Improving Access and Affordability of New Orphan Drugs While Ensuring Continuous Investment
We all know that there is a complex and continued unmet need for new medicines across the Globe to treat cancer, immunological and rare and orphan diseases. The challenge to bring new drugs to market to treat these types of indications is met with the rising cost of developing, producing and marketing these new drugs. As a result of this ongoing issue, the World Orphan Drug Congress 2019 brought together a panel of accomplished leaders within the world of Rare and Orphan Disease Development to discuss innovations within the industry, and in some cases their own companies, to help drive the balance between access and affordability.
Dan Faga, CEO of Spark Therapeutics provided a compelling panel discussion in which he talked about the creation of Spark Path which “offers outcomes-based rebates and an innovative contracting model that support patient access in the U.S. while aiming to reduce risk and financial burden for payers and treatment centers.” Included in Spark Path is a rebate program to patients where they receive a rebate at year 1 and year 3 if the product that they are taking is not working.
From the Spark Website: “LUXTURNA and other potential one-time therapies face unique health insurance challenges given current practices and regulations in the U.S. health care system. Barriers to offering alternate models include the system’s focus on short-term value (largely because most patients switch health insurance companies on average every three years), government price reporting requirements that are not designed to reflect certain outcomes-based arrangements, therefore limiting a manufacturer’s ability to offer significant performance-based rebates, particularly for diseases with small patient populations and complicated distribution models, which add costs and financial risk to parties involved in the delivery and reimbursement of specialty drugs and specialized medical care.”

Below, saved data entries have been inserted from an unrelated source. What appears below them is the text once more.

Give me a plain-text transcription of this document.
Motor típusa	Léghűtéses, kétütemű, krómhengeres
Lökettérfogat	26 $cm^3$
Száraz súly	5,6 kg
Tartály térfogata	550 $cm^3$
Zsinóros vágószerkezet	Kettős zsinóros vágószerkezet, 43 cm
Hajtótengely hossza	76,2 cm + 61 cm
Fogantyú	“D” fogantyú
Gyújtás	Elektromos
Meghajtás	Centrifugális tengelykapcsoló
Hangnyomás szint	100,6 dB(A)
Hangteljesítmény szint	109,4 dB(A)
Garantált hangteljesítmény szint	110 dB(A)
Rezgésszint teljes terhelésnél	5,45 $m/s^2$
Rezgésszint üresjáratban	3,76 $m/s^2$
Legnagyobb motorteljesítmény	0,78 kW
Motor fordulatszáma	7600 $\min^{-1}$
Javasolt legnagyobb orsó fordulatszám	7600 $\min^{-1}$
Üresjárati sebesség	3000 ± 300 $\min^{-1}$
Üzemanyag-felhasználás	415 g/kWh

Mr. Faga went on to explain that as a result of Spark Path, Spark Therapeutics has treated more patients in 1 year post approval than in 10 years during development.
Additionally, Emil Kakkis, CEO of Ultragenyx stated that “every patient who would benefit should have access.” Ultragenyx has proposed a more moderate pricing model with the promise from payers to support both adult and pediatric patients equally. Kakkis went on to explain that payer preference has historically been to focus on pediatrics, as they have a perceived higher unmet need. However, Kakkis holds firm in his belief that it is imperative for all patients to have access if they could benefit from the drug, not simply those with a perceived higher unmet need. In conclusion, he cited an example of innovation from drug developer Vertex in Ireland, where they agreed with the Irish Health System to treat all patients for a set price – a compelling example of innovation which he strongly feels that the U.S. system may benefit from working toward.
Clearly, there is no simple solution to this complex issue. However, when the leaders of our industry choose to both collaborate and innovate together to drive change to provide greater access and affordability, everyone benefits – including the most important member of this discussion, the patient.